Execute queries in a worksheet using any of the following options:

Single query (with no confirmation):

Place your cursor anywhere within a query without highlighting it, and click the Execute button to execute the query.

You can also execute a single query by placing the cursor anywhere in the query and typing the following key combination:

Single/multiple queries (with confirmation):

Highlight one or more queries, and click the Execute button. Snowflake displays a confirmation dialog, allowing you to decide whether or not to execute the queries.
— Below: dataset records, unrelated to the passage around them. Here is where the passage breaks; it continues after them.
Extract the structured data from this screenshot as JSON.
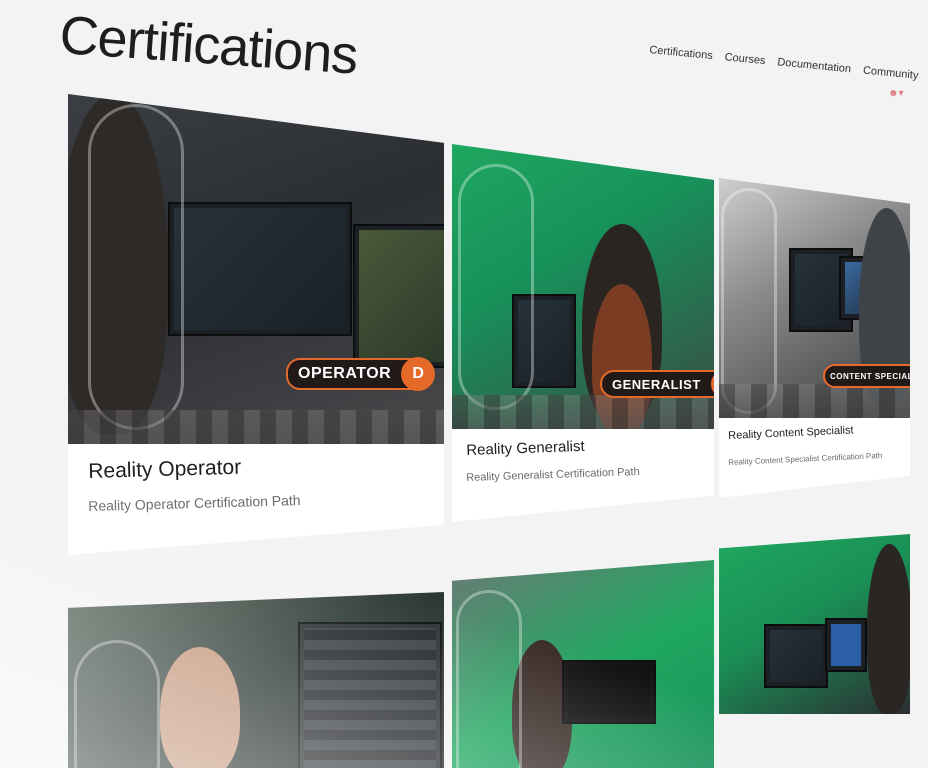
{
  "page": {
    "title": "Certifications"
  },
  "nav": {
    "items": [
      "Certifications",
      "Courses",
      "Documentation",
      "Community"
    ],
    "user_icon": "user-icon"
  },
  "cards": [
    {
      "title": "Reality Operator",
      "subtitle": "Reality Operator Certification Path",
      "badge": "OPERATOR"
    },
    {
      "title": "Reality Generalist",
      "subtitle": "Reality Generalist Certification Path",
      "badge": "GENERALIST"
    },
    {
      "title": "Reality Content Specialist",
      "subtitle": "Reality Content Specialist Certification Path",
      "badge": "CONTENT SPECIALIST"
    }
  ],
  "colors": {
    "accent": "#e56a2a",
    "badge_bg": "#221a18",
    "green_screen": "#1fa860"
  }
}
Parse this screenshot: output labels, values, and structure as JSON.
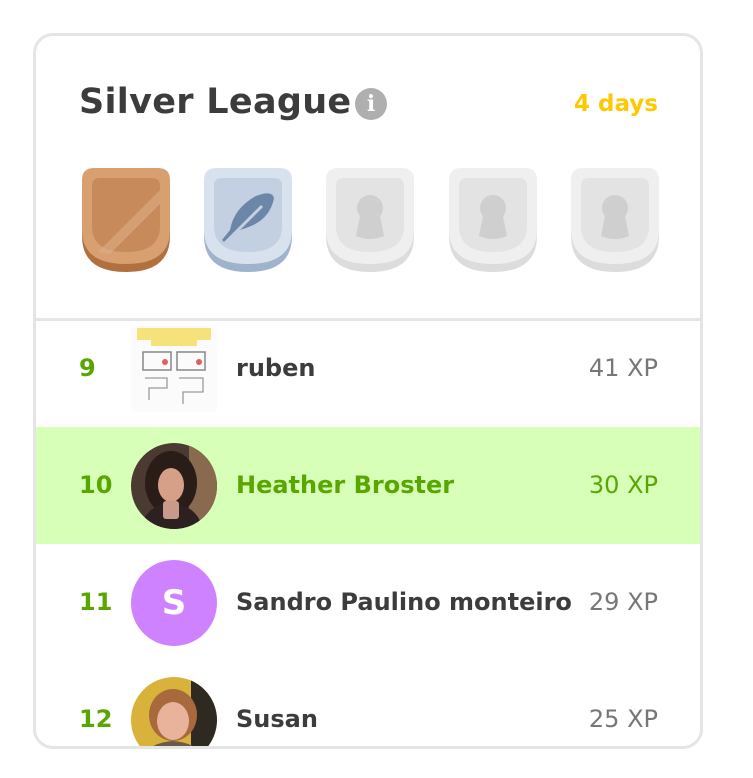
{
  "league": {
    "title": "Silver League",
    "time_left": "4 days",
    "info_icon": "info-icon",
    "badges": [
      {
        "name": "bronze",
        "state": "unlocked",
        "color": "#cd8b5c"
      },
      {
        "name": "silver",
        "state": "current",
        "color": "#c3d1e3",
        "icon": "feather-icon"
      },
      {
        "name": "locked-3",
        "state": "locked",
        "color": "#e5e5e5",
        "icon": "keyhole-icon"
      },
      {
        "name": "locked-4",
        "state": "locked",
        "color": "#e5e5e5",
        "icon": "keyhole-icon"
      },
      {
        "name": "locked-5",
        "state": "locked",
        "color": "#e5e5e5",
        "icon": "keyhole-icon"
      }
    ]
  },
  "leaderboard": [
    {
      "rank": "9",
      "name": "ruben",
      "xp": "41 XP",
      "avatar": "image",
      "highlight": false
    },
    {
      "rank": "10",
      "name": "Heather Broster",
      "xp": "30 XP",
      "avatar": "photo",
      "highlight": true
    },
    {
      "rank": "11",
      "name": "Sandro Paulino monteiro",
      "xp": "29 XP",
      "avatar": "letter",
      "avatar_letter": "S",
      "avatar_color": "#ce82ff",
      "highlight": false
    },
    {
      "rank": "12",
      "name": "Susan",
      "xp": "25 XP",
      "avatar": "photo",
      "highlight": false
    }
  ],
  "colors": {
    "highlight_bg": "#d7ffb8",
    "rank_green": "#58a700",
    "gold": "#ffc800"
  }
}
All queries (with no confirmation):

Click the Execute All button. Snowflake executes all queries in the worksheet without displaying a confirmation dialog.

Formatting Queries Using Keyboard Shortcuts

Worksheets support the following keyboard keys and key combinations for formatting your queries and other SQL statements:

Tab Stops:

To insert a tab stop in a line (in 4 character intervals), use the [TAB] key:

  • If the cursor is at the beginning of the line, 4 blank spaces are inserted.
  • If the cursor is in the line, enough blank spaces are added to reach the next tab stop.

To indent/outdent a line (or multiple lines) 2 blank spaces, place the cursor anywhere in the line (or highlight the desired lines), hold down the [CMD] (Mac) or [CTRL] (Windows) key and type:

  • One or more right square brackets, ] , to indent the line(s) the number of brackets typed.
  • One or more left square brackets, [ , to outdent the line(s) the number of brackets typed.

If a line is indented, all new lines after the indented line are automatically indented the same number of blank spaces.


To comment out a line (or multiple lines), place the cursor anywhere in the line (or highlight the desired lines), hold down the [CMD] (Mac) or [CTRL] (Windows) key and type a forward slash, /.

Add Multiple Cursors:

To add multiple cursors in the same worksheet, hold down the [CMD] (Mac) or [CTRL] (Windows) key and click in each new location using the mouse left button or the touchpad.

Select Text Area:

To select a text area, hold down the [OPTION] (Mac) or [ALT] (Windows) key. The cursor turns into a crosshair. Cick and drag using the mouse left button or the touchpad.